The following day, from Naes to Green, was a continuation of our journey down the Hallingdal.  There was little change in the scenery, ­high fir-wooded mountains on either hand, the lower slopes spotted with farms.  The houses showed some slight improvement as we advanced.  The people were all at work in the fields, cutting the year’s satisfactory harvest.  A scorching sun blazed in a cloudless sky; the earth was baked and dry, and suffocating clouds of dust rose from under our horses’ hoofs.  Most of the women in the fields, on account of the heat, had pulled off their body-sacks, and were working in shifts made on the same principle, which reached to the knees.  Other garments they had none.  A few, recognising us as strangers, hastily threw on their sacks or got behind a barley-stack until we had passed; the others were quite unconcerned.  One, whose garment was exceedingly short, no sooner saw us than she commenced a fjeld dance, full of astonishing leaps and whirls to the great diversion of the other hands.  “Weel done, cutty sark!” I cried; but the quotation was thrown away upon her.
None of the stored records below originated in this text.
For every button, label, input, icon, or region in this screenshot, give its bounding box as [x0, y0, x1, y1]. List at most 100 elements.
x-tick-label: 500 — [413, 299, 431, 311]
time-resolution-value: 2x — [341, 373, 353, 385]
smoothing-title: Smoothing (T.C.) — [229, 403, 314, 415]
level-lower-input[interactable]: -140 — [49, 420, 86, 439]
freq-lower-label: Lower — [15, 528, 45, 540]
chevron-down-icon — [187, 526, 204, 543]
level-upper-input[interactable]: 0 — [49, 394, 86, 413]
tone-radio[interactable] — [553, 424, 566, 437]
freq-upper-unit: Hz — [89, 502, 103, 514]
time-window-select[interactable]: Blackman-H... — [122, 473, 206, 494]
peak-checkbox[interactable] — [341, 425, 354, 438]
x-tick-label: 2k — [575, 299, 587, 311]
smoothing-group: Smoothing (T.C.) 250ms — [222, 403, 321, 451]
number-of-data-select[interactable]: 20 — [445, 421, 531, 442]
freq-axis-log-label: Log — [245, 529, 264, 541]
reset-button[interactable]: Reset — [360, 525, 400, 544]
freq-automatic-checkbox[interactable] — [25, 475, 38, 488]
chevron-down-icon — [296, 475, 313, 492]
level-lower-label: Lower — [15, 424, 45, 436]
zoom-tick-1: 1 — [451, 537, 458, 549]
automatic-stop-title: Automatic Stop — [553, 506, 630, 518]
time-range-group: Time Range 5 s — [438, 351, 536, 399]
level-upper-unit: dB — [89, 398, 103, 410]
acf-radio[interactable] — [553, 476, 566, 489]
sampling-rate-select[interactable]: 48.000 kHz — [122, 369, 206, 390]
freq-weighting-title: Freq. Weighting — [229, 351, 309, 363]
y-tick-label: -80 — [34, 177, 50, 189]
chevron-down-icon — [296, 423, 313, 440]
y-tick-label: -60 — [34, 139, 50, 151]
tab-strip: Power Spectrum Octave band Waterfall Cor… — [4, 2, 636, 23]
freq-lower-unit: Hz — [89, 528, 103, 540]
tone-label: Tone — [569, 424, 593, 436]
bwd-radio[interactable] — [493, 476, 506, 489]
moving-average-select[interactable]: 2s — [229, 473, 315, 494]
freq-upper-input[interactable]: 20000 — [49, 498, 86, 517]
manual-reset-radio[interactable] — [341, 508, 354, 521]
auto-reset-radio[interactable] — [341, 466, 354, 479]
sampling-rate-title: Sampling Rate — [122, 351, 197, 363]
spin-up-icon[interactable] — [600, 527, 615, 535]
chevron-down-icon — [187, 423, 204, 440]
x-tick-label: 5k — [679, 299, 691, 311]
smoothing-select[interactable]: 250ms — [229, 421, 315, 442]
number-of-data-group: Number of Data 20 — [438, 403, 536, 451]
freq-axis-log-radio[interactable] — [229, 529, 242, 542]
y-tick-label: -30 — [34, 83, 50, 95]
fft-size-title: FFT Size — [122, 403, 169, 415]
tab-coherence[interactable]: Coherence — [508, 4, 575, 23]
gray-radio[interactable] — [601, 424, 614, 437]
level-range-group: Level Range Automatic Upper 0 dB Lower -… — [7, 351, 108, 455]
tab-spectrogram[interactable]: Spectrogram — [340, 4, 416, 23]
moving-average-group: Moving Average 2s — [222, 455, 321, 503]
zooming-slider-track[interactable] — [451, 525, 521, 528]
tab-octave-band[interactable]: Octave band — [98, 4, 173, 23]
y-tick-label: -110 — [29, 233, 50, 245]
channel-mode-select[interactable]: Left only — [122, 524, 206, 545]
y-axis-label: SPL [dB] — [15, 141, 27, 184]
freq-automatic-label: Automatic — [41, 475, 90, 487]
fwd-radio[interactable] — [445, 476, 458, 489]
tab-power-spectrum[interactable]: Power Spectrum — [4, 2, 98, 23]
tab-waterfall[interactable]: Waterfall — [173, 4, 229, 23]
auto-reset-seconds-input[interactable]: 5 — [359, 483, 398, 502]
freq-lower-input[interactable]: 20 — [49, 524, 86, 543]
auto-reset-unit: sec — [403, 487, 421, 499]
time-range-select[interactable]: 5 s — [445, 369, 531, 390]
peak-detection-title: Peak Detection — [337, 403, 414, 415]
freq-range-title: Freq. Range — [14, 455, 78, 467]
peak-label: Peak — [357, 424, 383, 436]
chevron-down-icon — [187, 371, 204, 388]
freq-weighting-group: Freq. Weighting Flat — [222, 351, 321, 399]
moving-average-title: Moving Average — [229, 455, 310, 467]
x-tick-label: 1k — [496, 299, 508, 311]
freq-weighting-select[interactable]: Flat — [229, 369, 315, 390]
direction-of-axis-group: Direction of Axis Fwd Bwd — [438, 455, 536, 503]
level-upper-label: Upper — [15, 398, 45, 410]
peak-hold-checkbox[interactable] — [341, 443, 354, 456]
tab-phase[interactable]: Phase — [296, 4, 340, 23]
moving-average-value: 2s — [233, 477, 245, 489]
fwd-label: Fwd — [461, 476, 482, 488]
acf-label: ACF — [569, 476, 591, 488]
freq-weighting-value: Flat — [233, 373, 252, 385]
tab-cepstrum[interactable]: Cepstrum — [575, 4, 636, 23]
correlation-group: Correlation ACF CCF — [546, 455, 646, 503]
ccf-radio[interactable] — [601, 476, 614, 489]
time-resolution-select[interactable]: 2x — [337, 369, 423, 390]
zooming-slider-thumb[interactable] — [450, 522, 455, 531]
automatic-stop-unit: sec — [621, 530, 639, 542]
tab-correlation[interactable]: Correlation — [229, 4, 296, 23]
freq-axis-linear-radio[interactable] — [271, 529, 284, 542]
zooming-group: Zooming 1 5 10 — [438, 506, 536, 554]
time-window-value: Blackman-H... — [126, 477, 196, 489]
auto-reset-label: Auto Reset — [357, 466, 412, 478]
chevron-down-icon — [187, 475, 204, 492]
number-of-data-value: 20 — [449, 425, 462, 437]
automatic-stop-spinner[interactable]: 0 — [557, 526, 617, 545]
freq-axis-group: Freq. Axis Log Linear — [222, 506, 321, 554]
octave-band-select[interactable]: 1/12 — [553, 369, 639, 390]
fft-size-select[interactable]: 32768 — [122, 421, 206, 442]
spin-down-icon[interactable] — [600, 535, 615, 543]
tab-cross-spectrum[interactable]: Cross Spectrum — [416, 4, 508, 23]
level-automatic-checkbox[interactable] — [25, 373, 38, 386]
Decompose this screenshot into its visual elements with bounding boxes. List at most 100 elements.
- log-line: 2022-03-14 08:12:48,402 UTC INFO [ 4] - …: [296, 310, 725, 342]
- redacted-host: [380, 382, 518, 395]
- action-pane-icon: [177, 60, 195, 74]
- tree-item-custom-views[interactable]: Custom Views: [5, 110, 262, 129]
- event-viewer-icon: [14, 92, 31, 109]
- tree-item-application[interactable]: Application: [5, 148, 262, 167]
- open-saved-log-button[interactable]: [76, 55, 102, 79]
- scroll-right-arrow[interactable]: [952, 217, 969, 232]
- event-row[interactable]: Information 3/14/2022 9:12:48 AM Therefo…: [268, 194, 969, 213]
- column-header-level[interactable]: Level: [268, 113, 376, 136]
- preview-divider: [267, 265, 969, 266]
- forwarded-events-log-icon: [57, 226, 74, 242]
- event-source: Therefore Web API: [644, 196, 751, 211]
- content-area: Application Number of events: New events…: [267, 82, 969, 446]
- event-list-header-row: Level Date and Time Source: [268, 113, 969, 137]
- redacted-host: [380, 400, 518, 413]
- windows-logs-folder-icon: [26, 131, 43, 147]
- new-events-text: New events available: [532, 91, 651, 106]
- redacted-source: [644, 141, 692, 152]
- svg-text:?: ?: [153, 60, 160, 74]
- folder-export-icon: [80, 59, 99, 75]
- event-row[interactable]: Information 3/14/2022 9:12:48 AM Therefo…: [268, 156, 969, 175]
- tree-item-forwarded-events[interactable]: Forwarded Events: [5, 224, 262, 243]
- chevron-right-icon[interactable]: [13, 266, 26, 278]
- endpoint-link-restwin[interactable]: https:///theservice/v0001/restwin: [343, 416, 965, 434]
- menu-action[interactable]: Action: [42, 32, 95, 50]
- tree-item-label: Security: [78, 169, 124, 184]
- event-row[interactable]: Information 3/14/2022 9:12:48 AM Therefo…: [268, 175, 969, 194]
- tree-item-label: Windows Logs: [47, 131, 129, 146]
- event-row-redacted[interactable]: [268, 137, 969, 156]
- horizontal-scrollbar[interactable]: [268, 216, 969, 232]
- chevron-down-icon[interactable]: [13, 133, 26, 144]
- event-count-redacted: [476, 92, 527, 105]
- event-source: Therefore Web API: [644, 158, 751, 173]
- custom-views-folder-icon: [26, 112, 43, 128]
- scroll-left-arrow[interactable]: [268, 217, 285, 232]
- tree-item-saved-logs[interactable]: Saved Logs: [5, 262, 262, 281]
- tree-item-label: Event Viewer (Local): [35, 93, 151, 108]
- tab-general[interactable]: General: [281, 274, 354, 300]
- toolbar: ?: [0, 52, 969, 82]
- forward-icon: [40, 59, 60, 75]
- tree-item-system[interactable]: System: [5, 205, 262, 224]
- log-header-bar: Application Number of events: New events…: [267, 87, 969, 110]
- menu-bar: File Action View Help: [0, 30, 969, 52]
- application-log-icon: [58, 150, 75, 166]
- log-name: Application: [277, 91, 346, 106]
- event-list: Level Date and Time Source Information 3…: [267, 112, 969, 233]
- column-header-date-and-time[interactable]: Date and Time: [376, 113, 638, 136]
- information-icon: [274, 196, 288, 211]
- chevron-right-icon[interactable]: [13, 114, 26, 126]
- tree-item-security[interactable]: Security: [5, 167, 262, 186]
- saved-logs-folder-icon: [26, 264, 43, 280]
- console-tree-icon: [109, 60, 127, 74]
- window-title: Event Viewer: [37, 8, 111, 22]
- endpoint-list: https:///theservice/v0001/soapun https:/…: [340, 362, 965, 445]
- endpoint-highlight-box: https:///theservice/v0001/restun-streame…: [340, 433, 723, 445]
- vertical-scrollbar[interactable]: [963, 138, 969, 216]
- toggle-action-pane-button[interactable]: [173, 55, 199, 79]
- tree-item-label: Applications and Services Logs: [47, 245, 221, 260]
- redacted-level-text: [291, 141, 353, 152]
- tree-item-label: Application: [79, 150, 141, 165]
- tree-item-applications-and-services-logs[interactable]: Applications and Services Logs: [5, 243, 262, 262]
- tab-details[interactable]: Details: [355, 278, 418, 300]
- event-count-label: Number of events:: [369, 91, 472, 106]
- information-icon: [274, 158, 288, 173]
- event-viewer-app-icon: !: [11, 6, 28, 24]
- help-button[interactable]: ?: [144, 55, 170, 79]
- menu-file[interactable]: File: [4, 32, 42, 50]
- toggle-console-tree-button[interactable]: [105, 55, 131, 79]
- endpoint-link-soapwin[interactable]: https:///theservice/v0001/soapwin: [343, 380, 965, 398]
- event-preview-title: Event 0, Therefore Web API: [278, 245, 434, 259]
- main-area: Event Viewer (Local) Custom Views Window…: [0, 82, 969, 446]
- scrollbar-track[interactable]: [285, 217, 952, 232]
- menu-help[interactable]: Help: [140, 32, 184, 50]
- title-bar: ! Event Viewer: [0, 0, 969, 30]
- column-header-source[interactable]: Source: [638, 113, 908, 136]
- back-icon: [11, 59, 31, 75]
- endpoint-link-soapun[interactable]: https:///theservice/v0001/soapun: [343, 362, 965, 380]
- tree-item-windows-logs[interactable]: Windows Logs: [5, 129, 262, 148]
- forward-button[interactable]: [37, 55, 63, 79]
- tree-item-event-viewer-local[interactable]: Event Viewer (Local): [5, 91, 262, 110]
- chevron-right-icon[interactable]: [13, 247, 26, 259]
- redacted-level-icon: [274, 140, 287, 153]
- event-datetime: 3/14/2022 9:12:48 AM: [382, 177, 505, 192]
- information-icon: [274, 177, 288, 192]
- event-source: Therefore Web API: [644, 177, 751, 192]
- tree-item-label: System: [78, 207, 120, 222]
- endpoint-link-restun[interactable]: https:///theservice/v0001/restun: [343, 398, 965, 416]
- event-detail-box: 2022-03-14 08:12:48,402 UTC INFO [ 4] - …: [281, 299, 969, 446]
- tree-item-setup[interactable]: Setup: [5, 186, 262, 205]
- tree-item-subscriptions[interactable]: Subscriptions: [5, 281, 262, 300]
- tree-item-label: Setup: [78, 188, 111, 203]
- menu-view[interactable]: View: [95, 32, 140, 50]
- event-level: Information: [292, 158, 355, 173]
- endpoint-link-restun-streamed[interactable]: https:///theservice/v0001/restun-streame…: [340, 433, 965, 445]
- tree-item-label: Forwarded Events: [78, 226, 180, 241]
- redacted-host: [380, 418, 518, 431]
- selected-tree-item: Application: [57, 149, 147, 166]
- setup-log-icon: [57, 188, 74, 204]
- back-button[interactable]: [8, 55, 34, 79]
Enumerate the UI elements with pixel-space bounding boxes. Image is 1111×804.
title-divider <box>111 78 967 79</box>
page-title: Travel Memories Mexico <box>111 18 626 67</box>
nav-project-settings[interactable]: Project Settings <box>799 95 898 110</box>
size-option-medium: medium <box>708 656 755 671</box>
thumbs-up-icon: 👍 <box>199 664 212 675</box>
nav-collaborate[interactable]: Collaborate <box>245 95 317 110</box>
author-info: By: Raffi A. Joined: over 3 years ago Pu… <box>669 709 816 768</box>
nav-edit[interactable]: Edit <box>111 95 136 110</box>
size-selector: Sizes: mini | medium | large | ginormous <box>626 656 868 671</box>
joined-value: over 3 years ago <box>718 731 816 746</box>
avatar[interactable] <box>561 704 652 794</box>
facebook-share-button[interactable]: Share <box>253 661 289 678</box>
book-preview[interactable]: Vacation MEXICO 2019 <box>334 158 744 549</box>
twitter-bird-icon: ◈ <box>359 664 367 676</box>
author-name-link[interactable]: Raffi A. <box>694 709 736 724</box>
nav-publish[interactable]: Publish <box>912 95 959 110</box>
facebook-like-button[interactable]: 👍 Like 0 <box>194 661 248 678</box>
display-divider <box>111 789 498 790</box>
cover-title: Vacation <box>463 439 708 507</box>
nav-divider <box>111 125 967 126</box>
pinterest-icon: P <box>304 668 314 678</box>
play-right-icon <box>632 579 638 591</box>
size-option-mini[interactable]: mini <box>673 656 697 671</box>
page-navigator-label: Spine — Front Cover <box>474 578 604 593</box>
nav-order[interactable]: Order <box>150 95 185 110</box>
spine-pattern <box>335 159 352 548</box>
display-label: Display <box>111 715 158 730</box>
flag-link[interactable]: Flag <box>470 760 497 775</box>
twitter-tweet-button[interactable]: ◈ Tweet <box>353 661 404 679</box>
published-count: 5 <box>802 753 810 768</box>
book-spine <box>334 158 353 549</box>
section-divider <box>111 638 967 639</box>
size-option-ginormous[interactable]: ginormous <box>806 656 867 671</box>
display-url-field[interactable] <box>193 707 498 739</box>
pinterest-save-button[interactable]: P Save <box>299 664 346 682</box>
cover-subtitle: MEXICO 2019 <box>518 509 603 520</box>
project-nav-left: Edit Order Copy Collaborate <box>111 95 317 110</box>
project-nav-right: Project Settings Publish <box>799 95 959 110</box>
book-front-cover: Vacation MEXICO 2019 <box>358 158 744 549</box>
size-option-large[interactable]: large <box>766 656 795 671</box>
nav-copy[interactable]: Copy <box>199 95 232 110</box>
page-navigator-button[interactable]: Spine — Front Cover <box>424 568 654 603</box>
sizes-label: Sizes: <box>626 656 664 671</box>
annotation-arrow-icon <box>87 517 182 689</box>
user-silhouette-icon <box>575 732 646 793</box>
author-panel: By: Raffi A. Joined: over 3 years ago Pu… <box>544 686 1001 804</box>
Green, on the Kroder Lake, which we did not reach until long after dark, was an oasis after our previous experience.  Such clean, refined, friendly people, such a neat table, such excellent fare, and such delicious beds we had certainly never seen before.  Blessed be decency! blessed be humanity! was our fervent ejaculation.  And when in the morning we paid an honest reckoning and received a hearty “lycksame resa!” (a lucky journey!) at parting, we vowed that the place should always be green in our memories.  Thence to Kongsberg we had fast stations and civilised people; the country was open, well settled, and cultivated, the scenery pleasant and picturesque, and, except the insufferable heat and dust, we could complain of nothing.